The Churchyard and the Moorings

An update on the condition of the Churchyard and the Moorings at St Mary’s

Long-standing members of St Mary’s will know that the condition of the Churchyard and the Moorings at St Mary’s have been an ongoing challenge for a long time.

Happily, things concerning the churchyard are now showing distinct signs of improvement and there are even signs of hope about the Moorings, which have been perplexing the PCC for decades.

For over a hundred and fifty years now, the Churchyard has been closed for burials, although ashes can still be buried in the rose border not far from the south-west door of the church. Since the early 1900s, responsibility for the maintenance of the Churchyard
and its walls have been the responsibility of the Local Authority for fifty years the Churchyard has been maintained as a Public Open Space. It is not a right of way, however, and still belongs to the Church.

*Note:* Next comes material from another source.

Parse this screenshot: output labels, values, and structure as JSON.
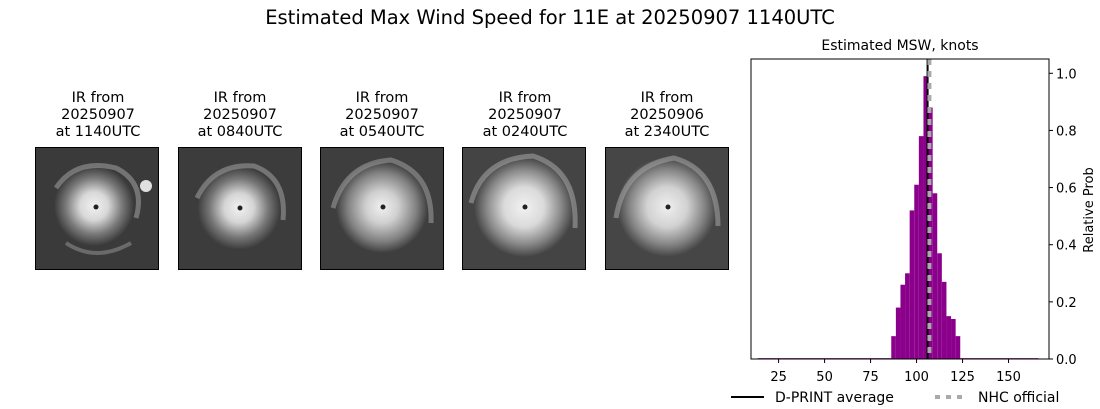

There have been a number of attempts to improve the Churchyard beyond bare maintenance but things have slipped over recent years. Happily, as now can be seen
emerging, a low-fenced area together with a new clear cycleway has been created on
the north side of the Church, which we are expecting to see landscaped, re-grassed and
hedged during the autumn. This has been a project chiefly funded by Thomas’s
Kindergarten, who have long wished to have a safer play area for the children who
attend. We are hopeful that they will be playing in this area (which will also become
dog-free) not too long after they return in September. Wandsworth Council will also be
improving some of the signage, which will also allow the PCC to replace old and erect
some new sign boards around the Churchyard. Finally, once the children have moved into
their new area, Wandsworth Council will do some repair landscaping to the Churchyard
to the south of the Church, which will make that look much tidier and attractive.

There has been a long-standing concern and debate, both within the Church and the
community, about the behaviour of a few cyclists who cycle dangerously through the
Churchyard. We have already noticed some improvement in behaviour by creating the
new cycle way, but will continue to monitor the issue and work with the Council to take
further steps if safety remains a concern. The PCC and the Council believe it is generally
safer to have people cycling through the Churchyard than around the narrow pavement
and dangerous blind corner on Battersea Church Road.

Matters concerning the repair of the river wall and the issue of the Moorings remains –
not surprisingly! – more complicated, but there is a renewed sense of energy and
partnership among most barge owners and all the public bodies involved (the Port of
London Authority and Wandsworth Council). The repair of the wall must be done for
safety reasons as soon as feasibly possible and the PCC will be considering an outline
business case for operating a new mooring scheme at its next meeting.

There is a strong Moorings Project Group hard at work on developing this and, for the first time, we have some expert moorings and river knowledge as part of that Group. Little more can be said at this stage, but the signs are more hopeful than they have been in my time at St Mary’s.